Jim Whitlow, founder of Deka, a boutique in Atlanta and Chicago that specializes in women’s high-end workout clothing, believes the fitness fashion store’s rise is due to “more designers in activewear than ever before—a fashionable woman can dress head to toe in different high-end activewear brands, and it’s okay for her to wear them from studio to street.”
The multitude of activewear designers and stores that carry them has created a brand-new way to shop within the fitness fashion category. Excuse us while we go overnight a new outfit for barre class tomorrow.
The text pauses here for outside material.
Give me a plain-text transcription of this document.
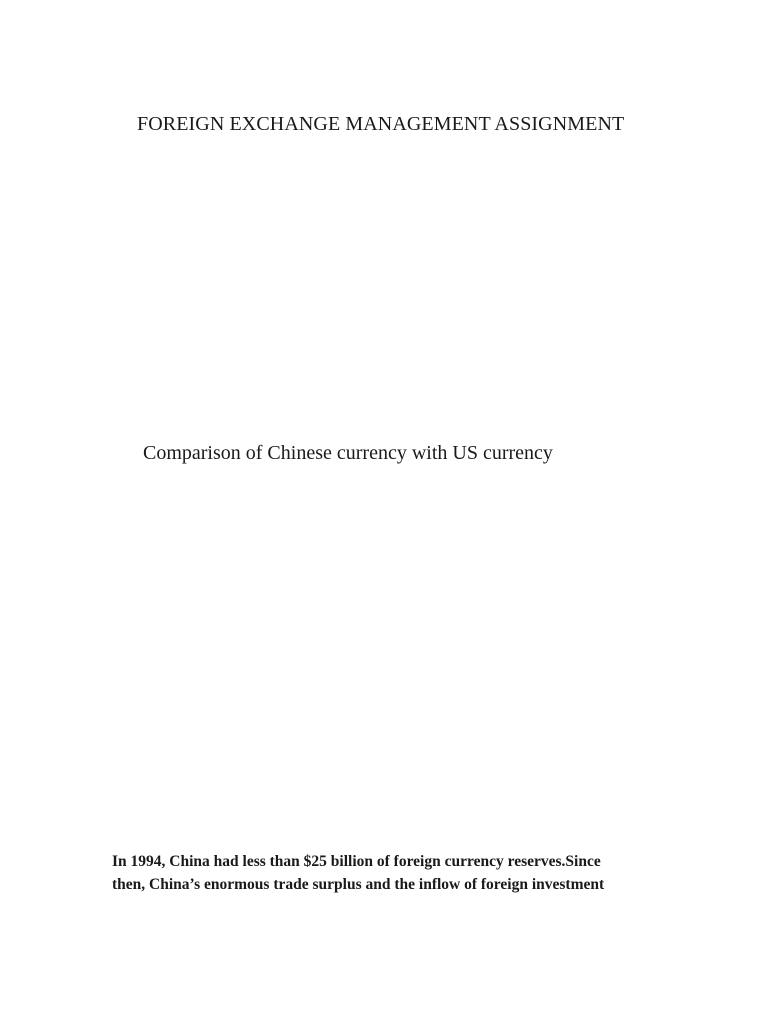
FOREIGN EXCHANGE MANAGEMENT ASSIGNMENT
Comparison of Chinese currency with US currency

In 1994, China had less than $25 billion of foreign currency reserves.Since
then, China’s enormous trade surplus and the inflow of foreign investment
The takeaway: Like tools and appliances to make coffee, more people are going to purchase (and become) at-home juicing machines
Juice bars have been popping up like crazy over the past three years. And while people are now spending $10+ a pop for bottles of liquid greens and made-to-order smoothies, they’re also spending hundreds on devices, so they can make the drinks at home, too.
Joe Cross, the filmmaker and entrepreneur behind the documentary Fat, Sick, and Nearly Dead, says this speaks to how important (and habitual) green juices and smoothies have become—and something he dubs the “Starbucks effect.” “People still buy coffee at Starbucks—and make it at home,” says Cross. “That’s what’s happening with juices and smoothies.”
Lots of new gadgets are making it easier: Vitamix just debuted a personal blender (similar to the NutriBullet) and Breville recently released the “Boss” (similar to Vitamix’s wildly popular 5200). There are rumors that a Nespresso-for-juice is in the works. This year, we’ll all become juicing whizzes.